Toggle individual layers, view detailed statistics & RF analysis

Methods & Technical Details

Detailed methodology, cross-validation diagnostics, benchmark comparisons, and data sources.

This analysis asks: at which point in time can we predict burn severity, and how much does each data source contribute?

Methods

Study area and response variable

Analysis was restricted to the burned area within the Grampians National Park boundary (WDPA), excluding surrounding farmland where crop phenology confounds the dNBR signal. The response variable is dNBR (differenced Normalised Burn Ratio), computed as pre-fire NBR minus post-fire NBR from Sentinel-2 surface reflectance (bands B8A and B12, 20m resolution). dNBR measures burn severity — the first-order spectral signature of organic matter consumption (Keeley 2009) — rather than ecological fire severity directly. The chain from spectral change to ecological condition involves multiple inferential steps; we validate dNBR against independent aerial photography interpretation from the 2006 Grampians fire (see Cross-fire validation below). B8A (narrow NIR, 20m) is used rather than B8 (broad NIR, 10m) for spectral consistency with B12 at 20m native resolution, avoiding resampling artefacts. Pre-fire composite: median of cloud-free scenes from 1 Oct – 10 Dec 2024. Post-fire composite: median from 15 Feb – 15 Apr 2025. Cloud masking used the Scene Classification Layer (SCL classes 4–7). Severity was classified using standard USGS thresholds: Low (0.10–0.27), Moderate-Low (0.27–0.44), Moderate-High (0.44–0.66), High (>0.66).

Sampling

10,000 sample points were extracted using stratified random sampling (2,500 per severity class) within the park burnt area at 100m spacing (seed=42). For each point, all predictor values were extracted from the corresponding satellite imagery via Google Earth Engine. Points retain their geographic coordinates for spatial cross-validation. Note: equal allocation across severity classes oversamples rarer classes relative to their landscape prevalence, so R² values reflect balanced-sample performance rather than the natural severity distribution.

Predictor variables

Predictors were organised into six cumulative temporal tiers, reflecting the order in which data becomes available during a fire event:

T1 — Landscape (pre-fire): Pre-fire NDVI (Sentinel-2 median, Oct–Dec 2024) as a fuel load proxy. Slope, northness (cosine of aspect; positive = north-facing = drier in the southern hemisphere), elevation, and Topographic Position Index (TPI, elevation relative to 300m neighbourhood mean, distinguishing gullies from ridges) from SRTM 30m DEM. ESA WorldCover v200 vegetation type, one-hot encoded (tree/shrub/grass). Time since last fire (years), derived from the DEECA Fire Severity (Wildfire) shapefile — most of the Grampians last burned in 2006 or 2013–14; areas with no fire history were assigned a default of 99 years. Following Bradstock et al. (2010) and Collins et al. (2019), fuel age was included as a landscape predictor, though its contribution was modest given the limited range of fire histories within the park.
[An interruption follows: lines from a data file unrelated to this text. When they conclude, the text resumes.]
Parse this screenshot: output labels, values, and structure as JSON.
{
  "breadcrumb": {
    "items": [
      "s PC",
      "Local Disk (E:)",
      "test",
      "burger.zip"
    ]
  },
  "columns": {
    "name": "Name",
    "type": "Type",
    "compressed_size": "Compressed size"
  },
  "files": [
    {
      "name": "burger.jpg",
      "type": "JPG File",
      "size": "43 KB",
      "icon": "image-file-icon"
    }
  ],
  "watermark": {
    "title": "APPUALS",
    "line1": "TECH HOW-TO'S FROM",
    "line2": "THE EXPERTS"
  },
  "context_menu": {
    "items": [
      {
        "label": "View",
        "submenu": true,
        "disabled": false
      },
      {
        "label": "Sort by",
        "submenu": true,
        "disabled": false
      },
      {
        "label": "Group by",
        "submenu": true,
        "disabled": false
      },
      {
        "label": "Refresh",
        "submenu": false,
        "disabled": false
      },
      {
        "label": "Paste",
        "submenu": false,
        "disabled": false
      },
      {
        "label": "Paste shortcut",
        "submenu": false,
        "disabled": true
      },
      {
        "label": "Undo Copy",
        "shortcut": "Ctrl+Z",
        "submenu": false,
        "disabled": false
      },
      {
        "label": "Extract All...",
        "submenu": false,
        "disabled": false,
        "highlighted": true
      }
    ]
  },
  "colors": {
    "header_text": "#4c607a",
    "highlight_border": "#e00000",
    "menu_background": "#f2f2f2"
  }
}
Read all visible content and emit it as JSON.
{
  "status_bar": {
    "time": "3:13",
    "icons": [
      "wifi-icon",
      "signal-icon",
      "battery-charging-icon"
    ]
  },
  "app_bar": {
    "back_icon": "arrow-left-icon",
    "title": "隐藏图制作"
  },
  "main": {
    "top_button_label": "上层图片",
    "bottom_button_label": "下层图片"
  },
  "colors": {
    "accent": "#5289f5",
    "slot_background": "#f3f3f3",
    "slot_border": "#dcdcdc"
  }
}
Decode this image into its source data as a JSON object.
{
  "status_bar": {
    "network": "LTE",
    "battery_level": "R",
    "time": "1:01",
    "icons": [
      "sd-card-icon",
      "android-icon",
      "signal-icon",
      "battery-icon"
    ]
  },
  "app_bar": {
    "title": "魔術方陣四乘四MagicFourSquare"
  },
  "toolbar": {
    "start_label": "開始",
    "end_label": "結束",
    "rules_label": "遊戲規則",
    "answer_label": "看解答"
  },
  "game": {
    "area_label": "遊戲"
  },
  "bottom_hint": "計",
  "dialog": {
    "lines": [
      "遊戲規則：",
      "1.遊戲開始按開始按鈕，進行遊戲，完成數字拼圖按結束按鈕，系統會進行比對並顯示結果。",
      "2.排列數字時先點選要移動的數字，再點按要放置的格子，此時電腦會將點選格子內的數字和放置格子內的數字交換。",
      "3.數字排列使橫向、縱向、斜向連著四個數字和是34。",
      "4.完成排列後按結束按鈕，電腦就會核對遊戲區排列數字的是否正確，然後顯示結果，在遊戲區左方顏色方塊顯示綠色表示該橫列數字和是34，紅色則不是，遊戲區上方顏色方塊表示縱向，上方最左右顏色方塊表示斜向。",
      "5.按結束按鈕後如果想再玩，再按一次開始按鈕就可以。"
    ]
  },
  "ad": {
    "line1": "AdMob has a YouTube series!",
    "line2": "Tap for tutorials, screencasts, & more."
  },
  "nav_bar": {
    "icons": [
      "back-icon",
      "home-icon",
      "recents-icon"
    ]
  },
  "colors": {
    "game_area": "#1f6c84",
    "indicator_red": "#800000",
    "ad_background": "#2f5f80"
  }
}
T2 — + Drought (pre-fire, time-varying): Antecedent soil moisture (ERA5-Land volumetric soil water layer 1, mean of 30 days before fire start: 17 Nov – 16 Dec 2024). Pre-fire vapour pressure deficit (VPD) derived from ERA5-Land 2m temperature and dewpoint, Oct–Dec 2024, using the Magnus formula: VPD = e_s(T) − e_a(T_d), where e_s = 0.6108 × exp(17.27T / (T + 237.3)).

T3 — + Fire weather (during fire): Each sample point was assigned a burn date from the earliest VIIRS active fire detection (system:time_start) at that location. ERA5-Land daily maximum temperature, 10m wind speed (from U/V components), and VPD were then extracted for that specific date. ERA5 resolution is ~9km, so points sharing a burn date receive identical weather values—the model learns which day of burning matters, not spatial weather variation.

T4 — + Satellite intensity (during fire): VIIRS (S-NPP + NOAA-20, 375m): maximum brightness temperature (Bright_ti4), maximum fire radiative power (FRP), and detection count across all passes during Dec 2024 – Feb 2025. Himawari-9 (JAXA P-Tree L2 Wildfire product, ~2km, 10-min intervals): cumulative FRP, maximum FRP, and fire duration (hours between first and last detection within 2km of each sample point).

T5 — + Post-fire indices (2–8 weeks): dCIre (differenced red-edge Chlorophyll Index: B7/B5 − 1, pre minus post; formulation after Gitelson et al. 2006), sensitive to canopy chlorophyll loss. dVH (differenced Sentinel-1 SAR VH backscatter, IW mode, pre minus post), detecting structural canopy damage independent of cloud cover.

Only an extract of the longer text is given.